"Dear heart" and "I Still," two poems by Desiree

Dear heart, 
I’m sorry. And thank you. For everything. For withstanding all of the heartache you’ve endured. For the weight you’ve carried and felt. For the neglect you experienced and withstood it all and stayed kind. You stayed warm when you were thrown nothing but shards of ice. I’ve wanted you to get hard. I’ve wanted to you turn cold. I’ve wanted to build up walls for you and guard you because we can both feel the toll you’ve taken in this life. Yet your strength is profound. You have melted everything I’ve ever started because you’ve known what I could never be sure of. You knew love was the key. The answer. The way. You know that kindness and compassion and love and support and care is what will heal us all, even if we specifically won’t live to see it all the way through. We’ve lived it enough to know it’s true, yet I still doubt it. You never have doubted it. And I appreciate you for staying true whenever I falter. You’ve saved me in all of the senses that exist. I will work with you best I can and we will save whatever we can of this mess called life. 
xo

-Desiree

__________

I Still

I still expected to hurt. I still expected to bleed. As long as I expect to keep breathing, I still expect to keep aching. I’ve ridden most expectations I’ve held of others, after falling accustomed to them falling short. That’s not what hurts me. That’s not what makes it hard to breathe. So much so it's as if every particle of oxygen instantly evaporates from all around me. 
Internally. Externally. Suddenly. Just as any spark and hope and life evaporates right along with it. Poof. Gone. Even then, the will sometimes goes away too and I’m left - not even gasping for air. No longer fighting for a chance. 

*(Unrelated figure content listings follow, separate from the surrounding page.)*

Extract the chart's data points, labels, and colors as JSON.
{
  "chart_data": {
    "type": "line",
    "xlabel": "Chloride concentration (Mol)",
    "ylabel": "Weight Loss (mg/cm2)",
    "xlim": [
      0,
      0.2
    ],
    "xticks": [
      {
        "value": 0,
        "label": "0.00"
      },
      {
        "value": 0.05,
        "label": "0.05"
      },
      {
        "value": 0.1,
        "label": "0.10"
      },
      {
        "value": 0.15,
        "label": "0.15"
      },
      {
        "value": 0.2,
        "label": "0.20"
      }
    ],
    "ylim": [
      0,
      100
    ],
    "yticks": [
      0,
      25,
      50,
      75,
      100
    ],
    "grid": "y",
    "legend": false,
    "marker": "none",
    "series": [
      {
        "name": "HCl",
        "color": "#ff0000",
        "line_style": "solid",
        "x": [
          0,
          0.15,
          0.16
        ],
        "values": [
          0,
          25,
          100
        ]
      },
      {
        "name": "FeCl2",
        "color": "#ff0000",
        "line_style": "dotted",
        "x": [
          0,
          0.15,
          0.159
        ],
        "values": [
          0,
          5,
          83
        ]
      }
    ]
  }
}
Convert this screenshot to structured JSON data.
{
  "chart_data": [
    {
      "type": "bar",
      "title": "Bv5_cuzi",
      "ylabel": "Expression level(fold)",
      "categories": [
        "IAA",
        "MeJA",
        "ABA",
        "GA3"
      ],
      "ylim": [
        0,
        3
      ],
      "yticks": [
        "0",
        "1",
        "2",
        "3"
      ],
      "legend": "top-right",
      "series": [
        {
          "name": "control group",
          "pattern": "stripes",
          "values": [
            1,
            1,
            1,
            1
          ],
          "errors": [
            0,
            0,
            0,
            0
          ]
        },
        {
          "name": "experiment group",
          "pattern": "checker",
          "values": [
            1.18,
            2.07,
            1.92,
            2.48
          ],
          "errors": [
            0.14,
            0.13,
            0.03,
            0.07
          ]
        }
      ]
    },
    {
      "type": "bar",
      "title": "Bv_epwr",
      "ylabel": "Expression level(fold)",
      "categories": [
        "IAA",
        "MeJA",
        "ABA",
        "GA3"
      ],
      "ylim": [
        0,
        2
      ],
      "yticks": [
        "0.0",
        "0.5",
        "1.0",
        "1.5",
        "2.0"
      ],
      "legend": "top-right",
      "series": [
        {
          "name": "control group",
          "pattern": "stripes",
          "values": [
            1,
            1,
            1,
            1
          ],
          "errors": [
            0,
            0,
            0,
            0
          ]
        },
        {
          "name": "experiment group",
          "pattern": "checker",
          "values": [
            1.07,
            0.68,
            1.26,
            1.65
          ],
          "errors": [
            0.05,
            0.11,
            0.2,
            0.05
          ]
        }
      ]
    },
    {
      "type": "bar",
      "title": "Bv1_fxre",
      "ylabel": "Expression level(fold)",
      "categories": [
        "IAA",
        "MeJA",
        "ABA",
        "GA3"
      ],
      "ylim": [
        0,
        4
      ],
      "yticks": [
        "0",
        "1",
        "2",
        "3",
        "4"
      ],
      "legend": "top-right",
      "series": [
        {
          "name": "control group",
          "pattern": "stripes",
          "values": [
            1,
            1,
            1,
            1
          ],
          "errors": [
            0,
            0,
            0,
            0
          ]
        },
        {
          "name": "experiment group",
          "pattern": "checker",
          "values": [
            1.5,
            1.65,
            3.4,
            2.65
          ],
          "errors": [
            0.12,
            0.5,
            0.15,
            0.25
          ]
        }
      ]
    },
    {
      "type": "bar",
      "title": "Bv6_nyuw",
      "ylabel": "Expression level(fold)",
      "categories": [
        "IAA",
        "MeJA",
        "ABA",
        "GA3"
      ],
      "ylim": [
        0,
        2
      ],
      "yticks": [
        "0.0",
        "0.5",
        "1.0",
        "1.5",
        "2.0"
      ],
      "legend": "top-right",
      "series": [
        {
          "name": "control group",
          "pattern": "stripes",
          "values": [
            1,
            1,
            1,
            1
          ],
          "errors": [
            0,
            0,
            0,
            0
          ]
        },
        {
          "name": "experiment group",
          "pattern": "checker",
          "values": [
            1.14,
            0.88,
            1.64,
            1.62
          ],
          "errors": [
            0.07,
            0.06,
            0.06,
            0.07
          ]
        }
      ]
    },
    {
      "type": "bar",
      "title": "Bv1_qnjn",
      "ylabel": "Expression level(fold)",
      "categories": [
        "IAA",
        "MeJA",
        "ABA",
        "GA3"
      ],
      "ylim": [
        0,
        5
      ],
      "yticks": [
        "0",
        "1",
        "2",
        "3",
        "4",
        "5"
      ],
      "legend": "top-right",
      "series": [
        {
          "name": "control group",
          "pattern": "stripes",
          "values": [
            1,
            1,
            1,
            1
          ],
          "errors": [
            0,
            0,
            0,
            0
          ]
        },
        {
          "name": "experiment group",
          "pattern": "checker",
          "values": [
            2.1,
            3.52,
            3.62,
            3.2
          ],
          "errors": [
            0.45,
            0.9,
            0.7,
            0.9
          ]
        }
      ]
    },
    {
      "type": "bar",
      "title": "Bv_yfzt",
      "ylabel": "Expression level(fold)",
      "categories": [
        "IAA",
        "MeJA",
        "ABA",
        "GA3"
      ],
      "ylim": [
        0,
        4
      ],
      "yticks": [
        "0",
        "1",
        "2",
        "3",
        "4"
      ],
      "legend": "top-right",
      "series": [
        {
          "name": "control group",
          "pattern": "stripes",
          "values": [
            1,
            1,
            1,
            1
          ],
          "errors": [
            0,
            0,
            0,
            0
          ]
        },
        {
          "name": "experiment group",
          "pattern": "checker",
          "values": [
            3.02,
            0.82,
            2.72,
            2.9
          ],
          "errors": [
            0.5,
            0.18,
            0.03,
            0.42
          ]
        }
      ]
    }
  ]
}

It’s a lifeless gaze with an empty stillness and a full-bodied but fragmented frozen nothingness. 

And it all just sits in this momentary wasteland. My pulse becoming the only sensation, movement, and existence that remains. The body’s rendition of the tick tock of a clock, a metaphorical timer with it’s own innate pressure and pace.
Counting itself down to breaking point. Pushing until my body kicks back in, as I learned I could expect it to. But it’s still subtle. Almost unnoticeable. 

Giving only the bare minimum because it’s already been given away and taken from. 

I’ve done so much that I can’t expect myself to be able to do it all. I’ve resuscitated so many others not so that I could expect it back. 
I can’t expect perfection. I can’t expect reciprocation. I still can't even expect respect. 

Realistically, I can’t expect much. So I still expect to hurt.